「消化」と聞くと、多くの方が胃を思い浮かべるのではないでしょうか。
実は胃には、食べ物を消化するだけでなく、その後の小腸でスムーズに栄養を吸収できるよう準備をする大切な役割があります。
胃は「一時保管」と「消化」の担当
食べ物は口や食道を通って胃へ運ばれます。
胃は食べ物をすぐに腸へ送るのではなく、一度ためながら胃液と混ぜ、少しずつ小腸へ送り出しています。

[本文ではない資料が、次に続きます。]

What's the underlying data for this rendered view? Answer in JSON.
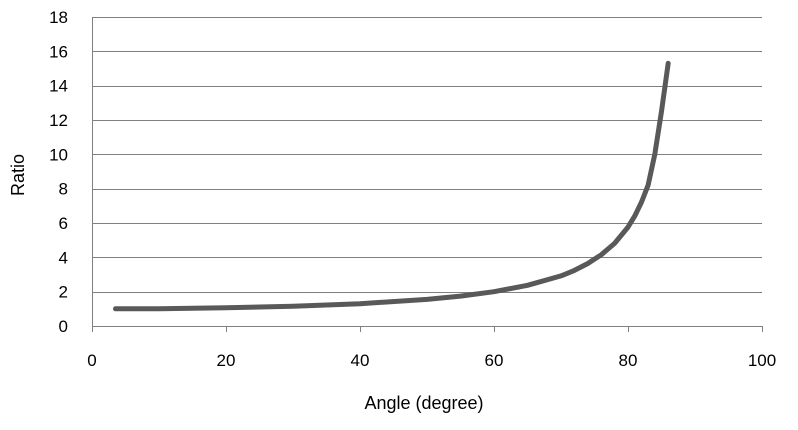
{
  "chart_data": {
    "type": "line",
    "title": "",
    "xlabel": "Angle (degree)",
    "ylabel": "Ratio",
    "xlim": [
      0,
      100
    ],
    "ylim": [
      0,
      18
    ],
    "xticks": [
      0,
      20,
      40,
      60,
      80,
      100
    ],
    "yticks": [
      0,
      2,
      4,
      6,
      8,
      10,
      12,
      14,
      16,
      18
    ],
    "grid": "horizontal",
    "legend": "none",
    "series": [
      {
        "color": "#595959",
        "x": [
          3.5,
          10,
          20,
          30,
          40,
          50,
          55,
          60,
          65,
          70,
          72,
          74,
          76,
          78,
          80,
          81,
          82,
          83,
          84,
          85,
          86
        ],
        "y": [
          1.0,
          1.0,
          1.06,
          1.15,
          1.3,
          1.55,
          1.74,
          2.0,
          2.37,
          2.92,
          3.24,
          3.64,
          4.15,
          4.81,
          5.76,
          6.4,
          7.2,
          8.2,
          10.0,
          12.5,
          15.3
        ]
      }
    ]
  }
}
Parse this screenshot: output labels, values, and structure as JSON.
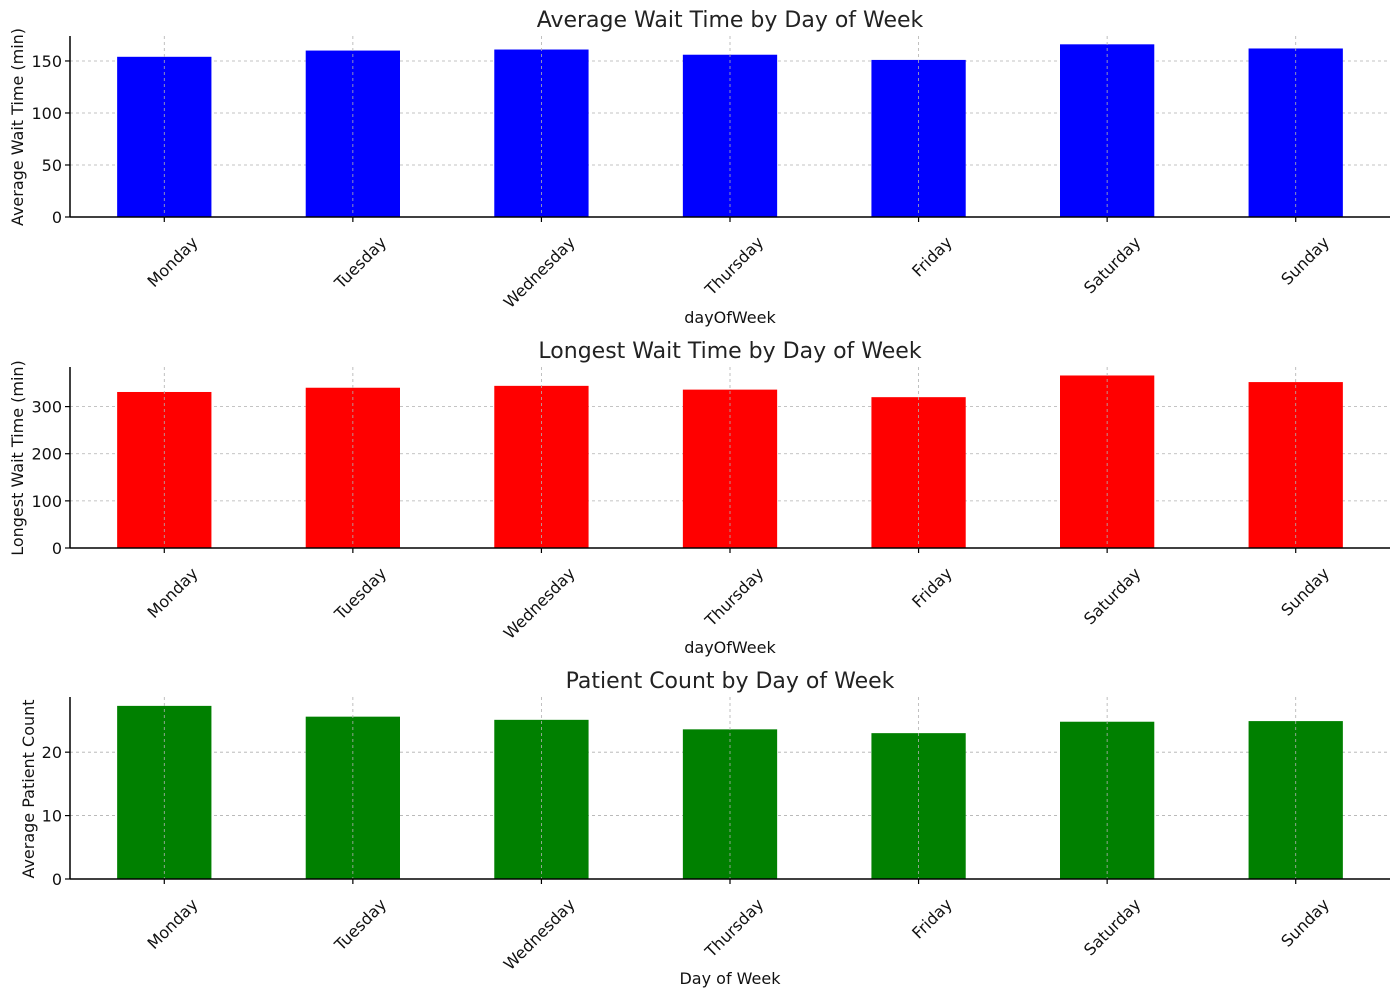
{
  "chart_data": [
    {
      "type": "bar",
      "title": "Average Wait Time by Day of Week",
      "xlabel": "dayOfWeek",
      "ylabel": "Average Wait Time (min)",
      "categories": [
        "Monday",
        "Tuesday",
        "Wednesday",
        "Thursday",
        "Friday",
        "Saturday",
        "Sunday"
      ],
      "values": [
        154,
        160,
        161,
        156,
        151,
        166,
        162
      ],
      "ylim": [
        0,
        174
      ],
      "yticks": [
        0,
        50,
        100,
        150
      ],
      "color": "#0000ff",
      "grid": true
    },
    {
      "type": "bar",
      "title": "Longest Wait Time by Day of Week",
      "xlabel": "dayOfWeek",
      "ylabel": "Longest Wait Time (min)",
      "categories": [
        "Monday",
        "Tuesday",
        "Wednesday",
        "Thursday",
        "Friday",
        "Saturday",
        "Sunday"
      ],
      "values": [
        331,
        340,
        344,
        336,
        320,
        366,
        352
      ],
      "ylim": [
        0,
        384
      ],
      "yticks": [
        0,
        100,
        200,
        300
      ],
      "color": "#ff0000",
      "grid": true
    },
    {
      "type": "bar",
      "title": "Patient Count by Day of Week",
      "xlabel": "Day of Week",
      "ylabel": "Average Patient Count",
      "categories": [
        "Monday",
        "Tuesday",
        "Wednesday",
        "Thursday",
        "Friday",
        "Saturday",
        "Sunday"
      ],
      "values": [
        27.3,
        25.6,
        25.1,
        23.6,
        23.0,
        24.8,
        24.9
      ],
      "ylim": [
        0,
        28.7
      ],
      "yticks": [
        0,
        10,
        20
      ],
      "color": "#008000",
      "grid": true
    }
  ]
}
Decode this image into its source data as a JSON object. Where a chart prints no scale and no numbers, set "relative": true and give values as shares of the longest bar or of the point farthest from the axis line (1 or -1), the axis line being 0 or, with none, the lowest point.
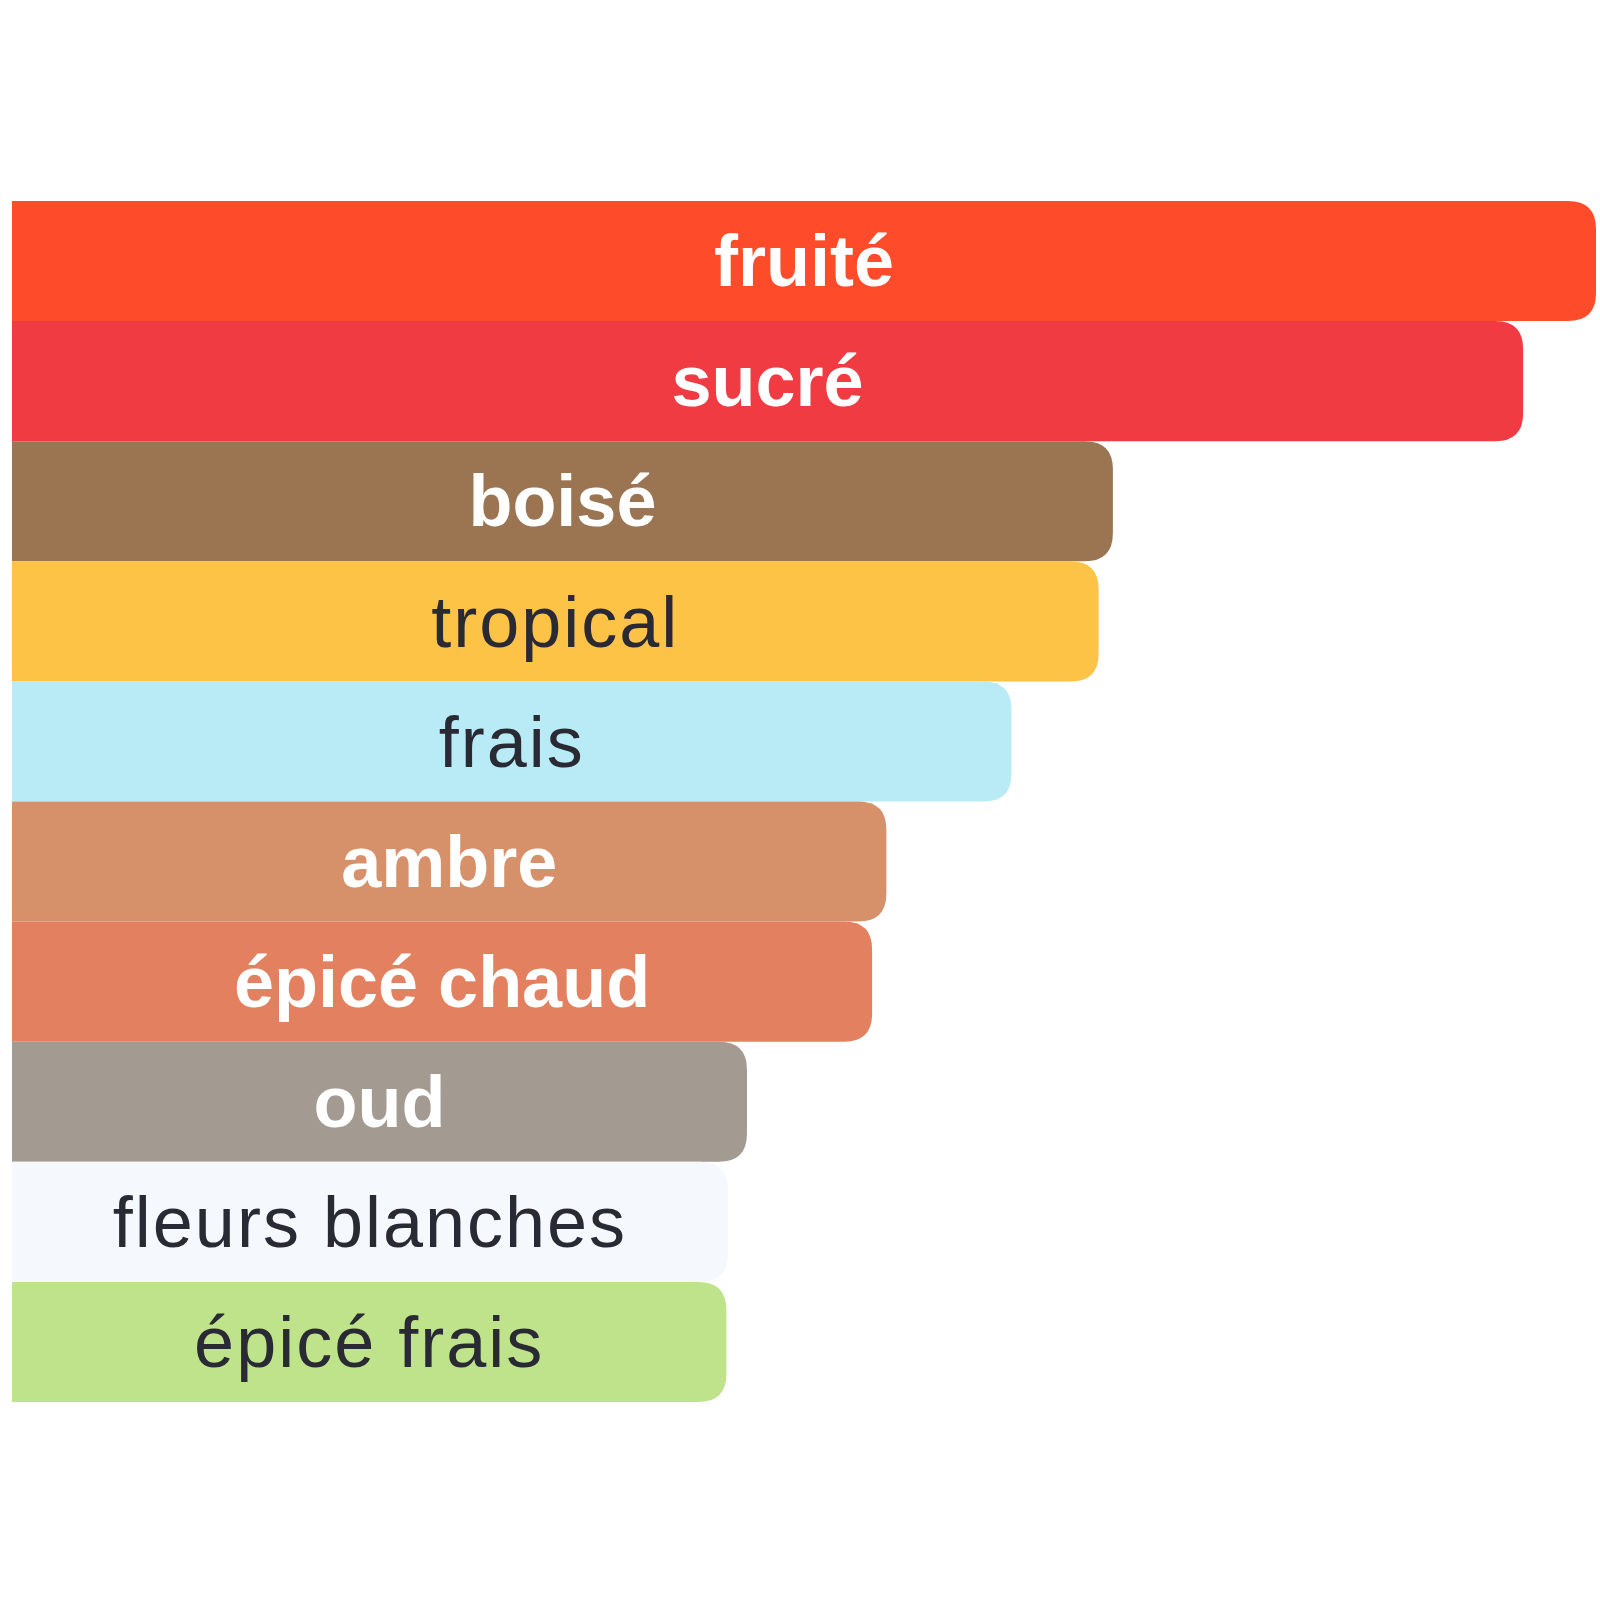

これによって、小腸が効率よく栄養を吸収できる状態が作られます。
胃液にはどんな働きがあるの?
胃液には強い酸と消化酵素が含まれています。
特にたんぱく質の消化は胃で始まります。
また、胃酸には食べ物と一緒に入ってきた細菌の一部を減らす働きもあります。
胃は自分自身も守っています
胃酸はとても強力ですが、胃は粘液という膜で内側を覆い、自分自身を守っています。
この仕組みがあるからこそ、胃は毎日食べ物を消化し続けることができるのです。
胃でも少しだけ吸収しています
栄養の吸収は主に小腸で行われますが、胃でも水分やアルコール、一部の薬などは吸収されます。
ただし、ビタミンやミネラル、たんぱく質、脂質、糖質など、多くの栄養素を吸収する主役は小腸です。
熱いものを一気に飲み込む習慣にも注意
熱すぎる飲み物や食べ物を急いで飲み込む習慣は、食道に負担をかける可能性があるとされています。
特に非常に熱い飲食物を習慣的に摂取することは、食道への負担との関連が報告されています。
少し冷ましてから、ゆっくり味わう習慣も体をいたわる大切なポイントです。
まとめ
胃は「食べ物をためる場所」ではなく、
- 一時的に食べ物を保管する
- 胃液で消化を進める
- 小腸へ少しずつ送り出す
- 強い胃酸から自分自身を守る
という重要な役割を担っています。
次回はいよいよ**「小腸」**です。
私たちが食べた栄養のほとんどは、小腸で吸収されます。
髪や肌、体づくりとのつながりも含めて、分かりやすくご紹介していきます。
※本記事は健康に関する一般的な情報を分かりやすくご紹介することを目的としており、特定の病気の診断・治療・予防を目的とするものではありません。気になる症状がある場合は、医療機関へご相談ください。